According to Weldon, Holyfield's age and his appetite for battle are not an issue. In his view, his man's poor showing in the first fight against Lewis eight months ago was created by habits picked up during the two meetings with Mike Tyson in 1996 and 1997, when Holyfield was necessarily focusing on the strategies needed to counter a smaller man who fought on the front foot. "Evander was getting flat-footed and bending over and fighting real low," Weldon told me. "That took him away from what he does well. Normally he has good foot movement, good balance, good range. He could make adjustments. But when you're flat-footed and bent over, you're not going to make many adjustments. When he called me back in, he asked me if I could get him balanced out."
The concentration on the specific task of beating Tyson had also led to a unconscious restriction of Holyfield's normal range of weaponry. "He had an arsenal of five punches that he could throw when he fought Lewis last time," Weldon continued. "He's throwing nine now. Nine different punches that he's throwing effectively. He's in great shape, and he's getting into position to punch."
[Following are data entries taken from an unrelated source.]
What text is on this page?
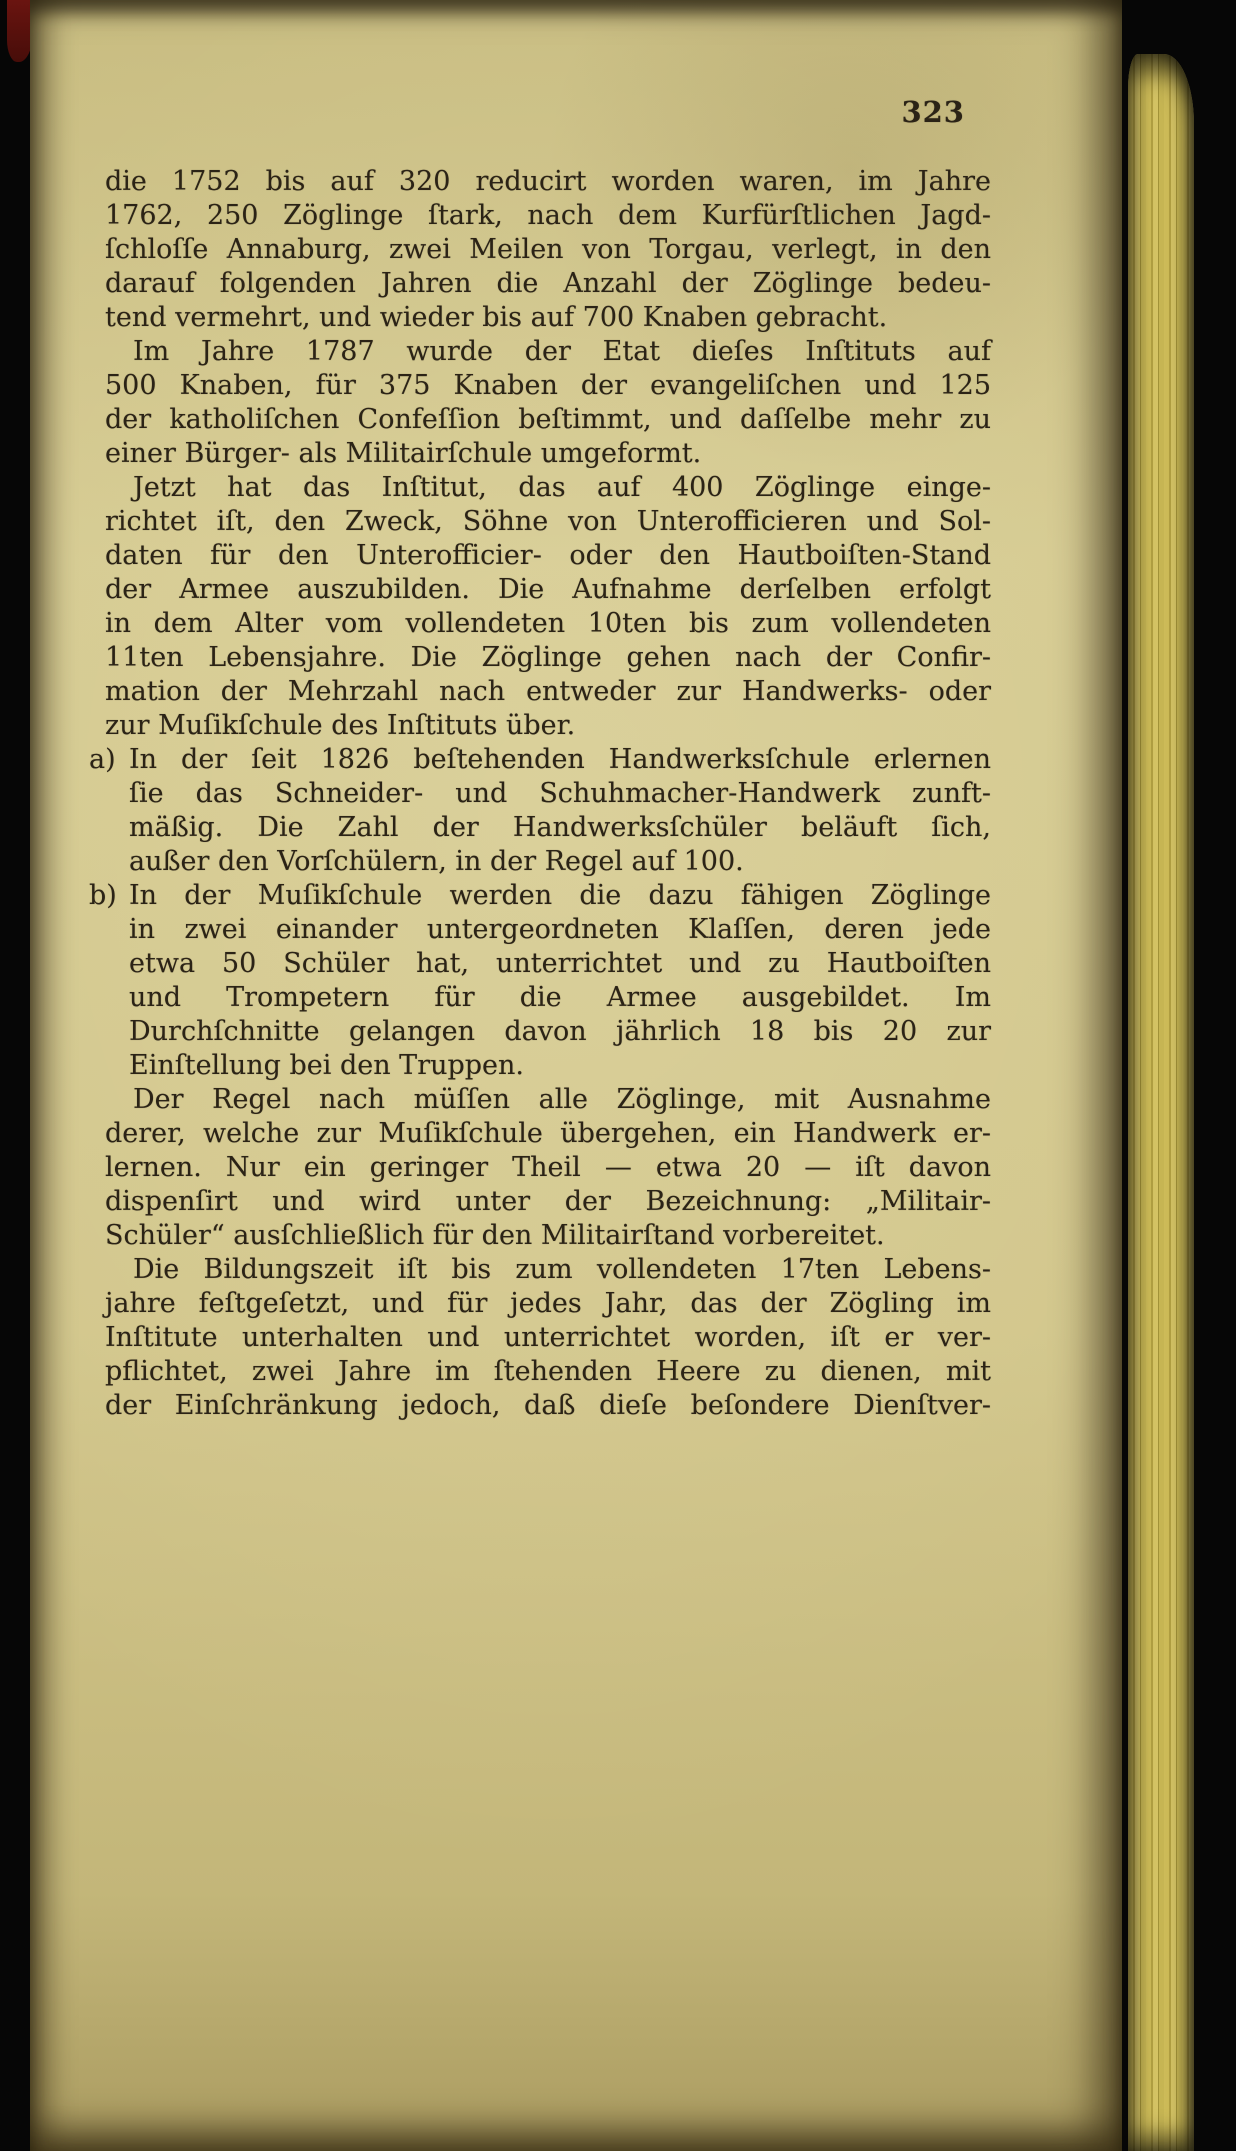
323
die 1752 bis auf 320 reducirt worden waren, im Jahre
1762, 250 Zöglinge ſtark, nach dem Kurfürſtlichen Jagd-
ſchloſſe Annaburg, zwei Meilen von Torgau, verlegt, in den
darauf folgenden Jahren die Anzahl der Zöglinge bedeu-
tend vermehrt, und wieder bis auf 700 Knaben gebracht.
Im Jahre 1787 wurde der Etat dieſes Inſtituts auf
500 Knaben, für 375 Knaben der evangeliſchen und 125
der katholiſchen Confeſſion beſtimmt, und daſſelbe mehr zu
einer Bürger- als Militairſchule umgeformt.
Jetzt hat das Inſtitut, das auf 400 Zöglinge einge-
richtet iſt, den Zweck, Söhne von Unterofficieren und Sol-
daten für den Unterofficier- oder den Hautboiſten-Stand
der Armee auszubilden. Die Aufnahme derſelben erfolgt
in dem Alter vom vollendeten 10ten bis zum vollendeten
11ten Lebensjahre. Die Zöglinge gehen nach der Confir-
mation der Mehrzahl nach entweder zur Handwerks- oder
zur Muſikſchule des Inſtituts über.
a) In der ſeit 1826 beſtehenden Handwerksſchule erlernen
ſie das Schneider- und Schuhmacher-Handwerk zunft-
mäßig. Die Zahl der Handwerksſchüler beläuft ſich,
außer den Vorſchülern, in der Regel auf 100.
b) In der Muſikſchule werden die dazu fähigen Zöglinge
in zwei einander untergeordneten Klaſſen, deren jede
etwa 50 Schüler hat, unterrichtet und zu Hautboiſten
und Trompetern für die Armee ausgebildet. Im
Durchſchnitte gelangen davon jährlich 18 bis 20 zur
Einſtellung bei den Truppen.
Der Regel nach müſſen alle Zöglinge, mit Ausnahme
derer, welche zur Muſikſchule übergehen, ein Handwerk er-
lernen. Nur ein geringer Theil — etwa 20 — iſt davon
dispenſirt und wird unter der Bezeichnung: „Militair-
Schüler“ ausſchließlich für den Militairſtand vorbereitet.
Die Bildungszeit iſt bis zum vollendeten 17ten Lebens-
jahre feſtgeſetzt, und für jedes Jahr, das der Zögling im
Inſtitute unterhalten und unterrichtet worden, iſt er ver-
pflichtet, zwei Jahre im ſtehenden Heere zu dienen, mit
der Einſchränkung jedoch, daß dieſe beſondere Dienſtver-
As much as anything, it was the statistical evidence indicating Lewis's high punch-count in the first encounter that persuaded many observers to pronounce him the rightful winner. Eugenia Williams, the IBF judge, widely vilified after giving her verdict to Holyfield, pointed out that she had scored on the basis of meaningful punches landed within the officially designated target area. Nevertheless Weldon has been trying to increase Holyfield's ratio. "He's averaging over a hundred punches a round," he said, "whereas he averaged less than 40 a round against Lennox Lewis last time. If his average drops below 75 punches a round, he's going to be in trouble."
Holyfield had also seemed unprepared to find a way inside Lewis's long left jab, although this week he dismissed the idea. "Lennox is not the only guy I've ever fought with a good jab," he said. "I've been doing that all my life. That wouldn't be nothing new. That night he was very effective with it. But it's a whole 'nother day. You're talking about a new Evander adding a little bit more to what he didn't do that time."
To Weldon, the success of Lewis's long-range tactics was a tribute to the work done by Emanuel Steward, once Holyfield's trainer. "Emanuel worked with Evander long enough to know that he had gone flat-footed," he said, "and as long as you didn't fight him, he was going to have a hard time. Emanuel is a smart, smart guy, a great trainer and a great teacher, and what he did was hold Lennox back and make Evander commit, just by keeping that left hand in his face. So Evander was trying to commit himself flat- footed, which you can't do with a guy that strong and that big. Emmanuel kept Lennox listening to him and didn't let him lose control. I would say that Emanuel Steward a lot more than Lennox Lewis caused that kind of embarrassment for Evander. He's a good friend and I respect him, but he had an easy job last time. And Evander took Lennox lightly. He don't take him lightly no more. It'll be a whole lot different this time."